John 5.8- read in the context- “rise, take up your bed, and walk”- how do I obey that? This is what true study of the Word is all about. How does this passage apply to me? Jesus has touched me and healed by Him, have I not? So, I need to do this, too. What is my bed? What is a bed? It is a place of rest; also, it is a place of retreat. People, hiding from life, retreat to their beds. Jesus instructs me to take my rest, but when I’m done, to get up and get going. He tells me not to retreat to inactivity or the state of the ill, if I’m not ill or incapacitated. He tells me to get going, in faith, as this man was urged, indeed commanded, to do. If I want to worship God, offering my life as a living and complete sacrifice, I will take this as a command of Jesus, which it is, and will apply it in my life.
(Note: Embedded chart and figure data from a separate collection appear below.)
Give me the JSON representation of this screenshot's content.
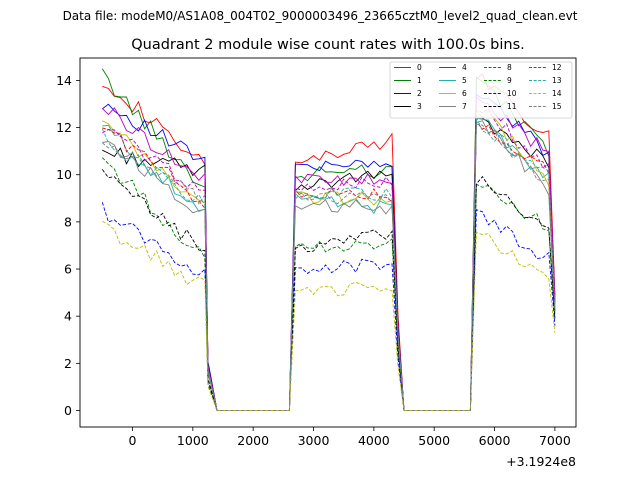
{
  "chart_data": {
    "type": "line",
    "suptitle": "Data file: modeM0/AS1A08_004T02_9000003496_23665cztM0_level2_quad_clean.evt",
    "title": "Quadrant 2 module wise count rates with 100.0s bins.",
    "xlabel": "",
    "ylabel": "",
    "x_offset_label": "+3.1924e8",
    "xlim": [
      -870,
      7350
    ],
    "ylim": [
      -0.7,
      14.95
    ],
    "xticks": [
      0,
      1000,
      2000,
      3000,
      4000,
      5000,
      6000,
      7000
    ],
    "yticks": [
      0,
      2,
      4,
      6,
      8,
      10,
      12,
      14
    ],
    "legend_position": "top-right",
    "segments": [
      {
        "name": "on-1",
        "x_start": -500,
        "x_end": 1200,
        "n": 18
      },
      {
        "name": "off-1",
        "x_start": 1300,
        "x_end": 2600,
        "level": 0
      },
      {
        "name": "on-2",
        "x_start": 2700,
        "x_end": 4300,
        "n": 17
      },
      {
        "name": "off-2",
        "x_start": 4500,
        "x_end": 5600,
        "level": 0
      },
      {
        "name": "on-3",
        "x_start": 5700,
        "x_end": 6900,
        "n": 13
      }
    ],
    "series": [
      {
        "name": "0",
        "color": "#ff0000",
        "dash": "solid",
        "seg1": [
          14.1,
          10.3
        ],
        "seg2": [
          10.4,
          11.5
        ],
        "seg3": [
          14.2,
          11.6
        ],
        "end": 4.9
      },
      {
        "name": "1",
        "color": "#008000",
        "dash": "solid",
        "seg1": [
          14.2,
          9.4
        ],
        "seg2": [
          10.0,
          10.2
        ],
        "seg3": [
          14.2,
          10.9
        ],
        "end": 4.5
      },
      {
        "name": "2",
        "color": "#0000ff",
        "dash": "solid",
        "seg1": [
          13.1,
          10.5
        ],
        "seg2": [
          10.5,
          10.4
        ],
        "seg3": [
          13.5,
          10.9
        ],
        "end": 4.8
      },
      {
        "name": "3",
        "color": "#000000",
        "dash": "solid",
        "seg1": [
          11.0,
          10.1
        ],
        "seg2": [
          9.5,
          10.0
        ],
        "seg3": [
          12.5,
          10.5
        ],
        "end": 4.2
      },
      {
        "name": "4",
        "color": "#bf00bf",
        "dash": "solid",
        "seg1": [
          12.9,
          9.7
        ],
        "seg2": [
          9.9,
          9.7
        ],
        "seg3": [
          13.3,
          10.9
        ],
        "end": 4.6
      },
      {
        "name": "5",
        "color": "#20b2aa",
        "dash": "solid",
        "seg1": [
          12.1,
          8.2
        ],
        "seg2": [
          8.9,
          8.6
        ],
        "seg3": [
          12.6,
          9.8
        ],
        "end": 4.4
      },
      {
        "name": "6",
        "color": "#bfbf00",
        "dash": "solid",
        "seg1": [
          12.2,
          8.6
        ],
        "seg2": [
          9.0,
          9.0
        ],
        "seg3": [
          13.0,
          9.8
        ],
        "end": 4.3
      },
      {
        "name": "7",
        "color": "#808080",
        "dash": "solid",
        "seg1": [
          11.6,
          8.3
        ],
        "seg2": [
          8.7,
          8.6
        ],
        "seg3": [
          12.4,
          9.4
        ],
        "end": 4.1
      },
      {
        "name": "8",
        "color": "#ff0000",
        "dash": "dashed",
        "seg1": [
          12.1,
          8.8
        ],
        "seg2": [
          9.2,
          9.1
        ],
        "seg3": [
          12.2,
          10.1
        ],
        "end": 4.6
      },
      {
        "name": "9",
        "color": "#008000",
        "dash": "dashed",
        "seg1": [
          10.7,
          6.4
        ],
        "seg2": [
          6.9,
          7.2
        ],
        "seg3": [
          9.8,
          7.7
        ],
        "end": 3.9
      },
      {
        "name": "10",
        "color": "#0000ff",
        "dash": "dashed",
        "seg1": [
          8.5,
          5.7
        ],
        "seg2": [
          5.8,
          6.3
        ],
        "seg3": [
          8.4,
          6.4
        ],
        "end": 3.6
      },
      {
        "name": "11",
        "color": "#000000",
        "dash": "dashed",
        "seg1": [
          10.0,
          6.8
        ],
        "seg2": [
          6.9,
          7.5
        ],
        "seg3": [
          9.8,
          7.8
        ],
        "end": 3.9
      },
      {
        "name": "12",
        "color": "#bf00bf",
        "dash": "dashed",
        "seg1": [
          12.0,
          9.3
        ],
        "seg2": [
          9.6,
          9.6
        ],
        "seg3": [
          13.0,
          10.3
        ],
        "end": 4.6
      },
      {
        "name": "13",
        "color": "#20b2aa",
        "dash": "dashed",
        "seg1": [
          11.6,
          8.7
        ],
        "seg2": [
          9.2,
          9.2
        ],
        "seg3": [
          12.3,
          9.9
        ],
        "end": 4.3
      },
      {
        "name": "14",
        "color": "#bfbf00",
        "dash": "dashed",
        "seg1": [
          7.8,
          5.2
        ],
        "seg2": [
          4.9,
          5.3
        ],
        "seg3": [
          7.6,
          5.7
        ],
        "end": 3.3
      },
      {
        "name": "15",
        "color": "#808080",
        "dash": "dashed",
        "seg1": [
          11.4,
          8.8
        ],
        "seg2": [
          9.1,
          9.0
        ],
        "seg3": [
          12.4,
          9.6
        ],
        "end": 4.2
      }
    ]
  }
}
How about v.14, in this same chapter? Here is a command to not sin anymore. Again, Christ has touched me. I’m to stop sinning. This is a command that I need to pray about and ask guidance and help about. If there are corners of my life, that have sin in them, then I need to allow them to be purged, as I pursue a life of worship and obedience. If I am really bowing my life before God, then I’ll take this seriously.

We can follow the same approach toward anything Jesus said. His words offer us instruction and commandments. His life offers us the pattern we are to set free in our lives, so that Jesus is seen through us. To study His life and words will give us more than enough for us to be doing, in our lives of obedience.

Conclusion

Through the atonement of Christ, we are enabled to obey. There is no sense, anywhere in scripture, that we are free, now that we’re in Christ, to simply do ‘whatever’. Bounds says, “Implicit and perfect obedience is the state to which the man of prayer is called.” As praying and worshipping children of God, sacrificing our all each day, we live in obedience. Obedience is the way we offer our lives as living sacrifices. This is not a legalistic obedience to written codes. This is obedience in following the lead of the Holy Spirit who is active and alive in us. Without His being there, we would be reduced to needing a written code. We don’t need such anymore. From writings, we learn, without question, but the Holy Spirit leads us, even without such a written code. Trust the Spirit in you. And live, free and obedient to God, Jesus, and the Spirit. They are completely united in their leadership.

How can we offer God proper worship, daily, all day long? We do it through being sacrificial in our lives- through giving everything to Him. We do it through trusting Him to have done what Jesus said would be done in giving the Helper, the Holy Spirit, to live in us. He will lead us- in fact, does lead us- to obey, and through obedience, to worship every hour of every day.